Ou l’autre manière : on considère un livre comme une petite machine a-sinifiante ; le seul problème est : “est-ce que ça fonctionne, et comment ça fonctionne ?” Comment ça fonctionne pour vous ? Si ça ne fonctionne pas, si rien ne passe, prenez dont un autre livre.
Cette autre lecture, c’est une lecture en intensité : quelque chose passe ou ne passe pas. Il n’y a rien à expliquer, rien à comprendre, rien à interpréter. C’est du type branchement électrique. (…)
Cette autre manière de lire s’oppose à la précédente, parce qu’elle rapporte immédiatement un livre au Dehors.
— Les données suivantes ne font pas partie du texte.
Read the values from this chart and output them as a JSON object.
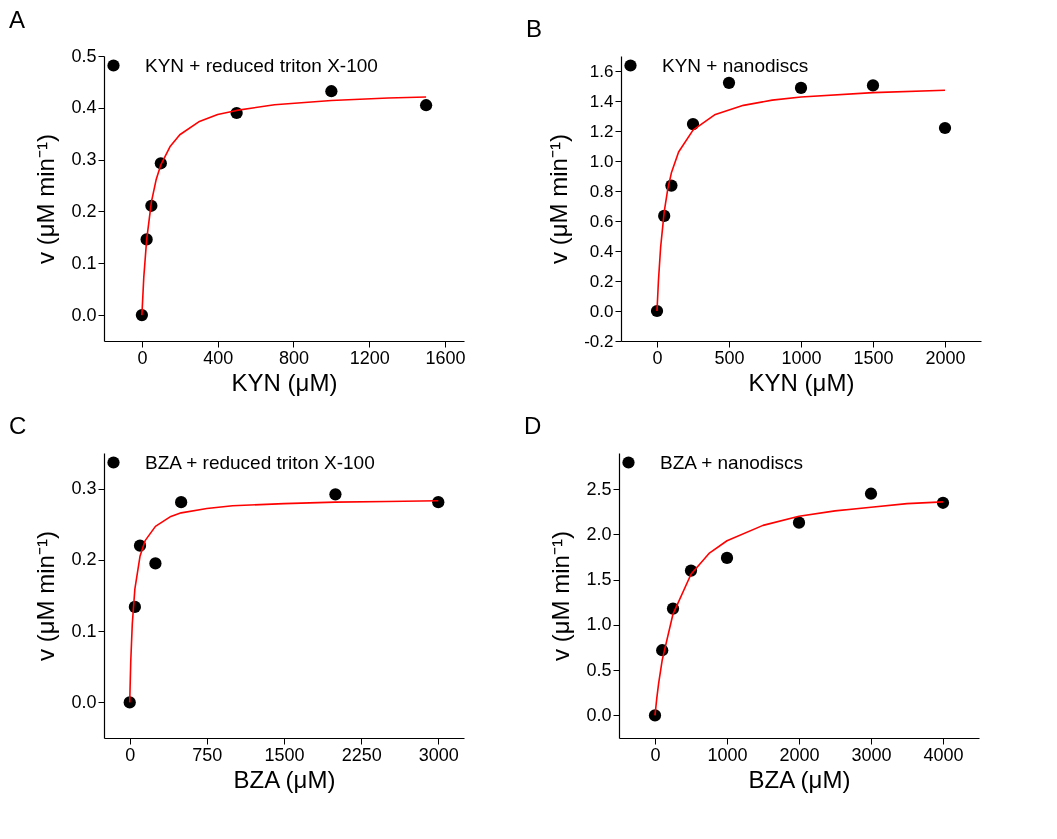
{
  "chart_data": [
    {
      "type": "scatter",
      "title": "A",
      "xlabel": "KYN (μM)",
      "ylabel": "v (μM min⁻¹)",
      "xlim": [
        -200,
        1700
      ],
      "xticks": [
        0,
        400,
        800,
        1200,
        1600
      ],
      "ylim": [
        -0.05,
        0.5
      ],
      "yticks": [
        {
          "value": 0,
          "label": "0.0"
        },
        0.1,
        0.2,
        0.3,
        0.4,
        0.5
      ],
      "legend": "top left",
      "marker": "circle",
      "x": [
        0,
        25,
        50,
        100,
        500,
        1000,
        1500
      ],
      "series": [
        {
          "name": "KYN + reduced triton X-100",
          "color": "#000000",
          "values": [
            0,
            0.146,
            0.211,
            0.293,
            0.39,
            0.432,
            0.405
          ]
        },
        {
          "type": "line",
          "marker": "none",
          "color": "#ff0000",
          "x": [
            0,
            10,
            25,
            50,
            75,
            100,
            150,
            200,
            300,
            400,
            500,
            700,
            1000,
            1300,
            1500
          ],
          "values": [
            0,
            0.073,
            0.145,
            0.218,
            0.261,
            0.29,
            0.326,
            0.348,
            0.373,
            0.387,
            0.395,
            0.406,
            0.414,
            0.419,
            0.421
          ]
        }
      ]
    },
    {
      "type": "scatter",
      "title": "B",
      "xlabel": "KYN (μM)",
      "ylabel": "v (μM min⁻¹)",
      "xlim": [
        -250,
        2250
      ],
      "xticks": [
        0,
        500,
        1000,
        1500,
        2000
      ],
      "ylim": [
        -0.2,
        1.7
      ],
      "yticks": [
        -0.2,
        {
          "value": 0,
          "label": "0.0"
        },
        0.2,
        0.4,
        0.6,
        0.8,
        {
          "value": 1,
          "label": "1.0"
        },
        1.2,
        1.4,
        1.6
      ],
      "legend": "top left",
      "marker": "circle",
      "x": [
        0,
        50,
        100,
        250,
        500,
        1000,
        1500,
        2000
      ],
      "series": [
        {
          "name": "KYN + nanodiscs",
          "color": "#000000",
          "values": [
            0,
            0.634,
            0.836,
            1.246,
            1.521,
            1.487,
            1.504,
            1.22
          ]
        },
        {
          "type": "line",
          "marker": "none",
          "color": "#ff0000",
          "x": [
            0,
            10,
            25,
            50,
            75,
            100,
            150,
            250,
            400,
            600,
            800,
            1000,
            1500,
            2000
          ],
          "values": [
            0,
            0.202,
            0.422,
            0.661,
            0.814,
            0.921,
            1.06,
            1.206,
            1.308,
            1.371,
            1.406,
            1.427,
            1.456,
            1.472
          ]
        }
      ]
    },
    {
      "type": "scatter",
      "title": "C",
      "xlabel": "BZA (μM)",
      "ylabel": "v (μM min⁻¹)",
      "xlim": [
        -250,
        3250
      ],
      "xticks": [
        0,
        750,
        1500,
        2250,
        3000
      ],
      "ylim": [
        -0.05,
        0.35
      ],
      "yticks": [
        {
          "value": 0,
          "label": "0.0"
        },
        0.1,
        0.2,
        0.3
      ],
      "legend": "top left",
      "marker": "circle",
      "x": [
        0,
        50,
        100,
        250,
        500,
        2000,
        3000
      ],
      "series": [
        {
          "name": "BZA + reduced triton X-100",
          "color": "#000000",
          "values": [
            0,
            0.134,
            0.22,
            0.195,
            0.281,
            0.292,
            0.281
          ]
        },
        {
          "type": "line",
          "marker": "none",
          "color": "#ff0000",
          "x": [
            0,
            10,
            25,
            50,
            100,
            150,
            250,
            400,
            500,
            750,
            1000,
            1500,
            2000,
            2500,
            3000
          ],
          "values": [
            0,
            0.057,
            0.11,
            0.159,
            0.205,
            0.227,
            0.247,
            0.261,
            0.266,
            0.272,
            0.276,
            0.279,
            0.281,
            0.282,
            0.283
          ]
        }
      ]
    },
    {
      "type": "scatter",
      "title": "D",
      "xlabel": "BZA (μM)",
      "ylabel": "v (μM min⁻¹)",
      "xlim": [
        -500,
        4500
      ],
      "xticks": [
        0,
        1000,
        2000,
        3000,
        4000
      ],
      "ylim": [
        -0.25,
        2.9
      ],
      "yticks": [
        {
          "value": 0,
          "label": "0.0"
        },
        0.5,
        {
          "value": 1,
          "label": "1.0"
        },
        1.5,
        {
          "value": 2,
          "label": "2.0"
        },
        2.5
      ],
      "legend": "top left",
      "marker": "circle",
      "x": [
        0,
        100,
        250,
        500,
        1000,
        2000,
        3000,
        4000
      ],
      "series": [
        {
          "name": "BZA + nanodiscs",
          "color": "#000000",
          "values": [
            0,
            0.72,
            1.18,
            1.6,
            1.74,
            2.13,
            2.45,
            2.35
          ]
        },
        {
          "type": "line",
          "marker": "none",
          "color": "#ff0000",
          "x": [
            0,
            25,
            50,
            100,
            250,
            500,
            750,
            1000,
            1500,
            2000,
            2500,
            3000,
            3500,
            4000
          ],
          "values": [
            0,
            0.19,
            0.35,
            0.61,
            1.12,
            1.56,
            1.79,
            1.93,
            2.1,
            2.2,
            2.26,
            2.3,
            2.34,
            2.36
          ]
        }
      ]
    }
  ]
}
Un livre, c’est un petit rouage dans une machinerie beaucoup plus complexe, extérieure.
Écrire, c’est un flux parmi d’autres, et qui n’a aucun privilège par rapport aux autres et qui entre dans des rapports de courant, de contre courant, de remous avec d’autres flux, flux de merde, de sperme, de parole, d’action, d’érotisme, de monnaie, de politique, etc.
Comme Bloom, écrire sur le sable avec une main en se masturbant de l’autre – deux flux dans quel rapport ? (…)
Cette manière de lire en intensité, en rapport avec le dehors flux contre flux, machine avec machines, expérimentations, événements pour chacun qui n’ont rien à voir avec un livre, mis en lambeaux du livre, mise en fonctionnement avec d’autres choses, n’importe quoi… etc., c’est une manière amoureuse.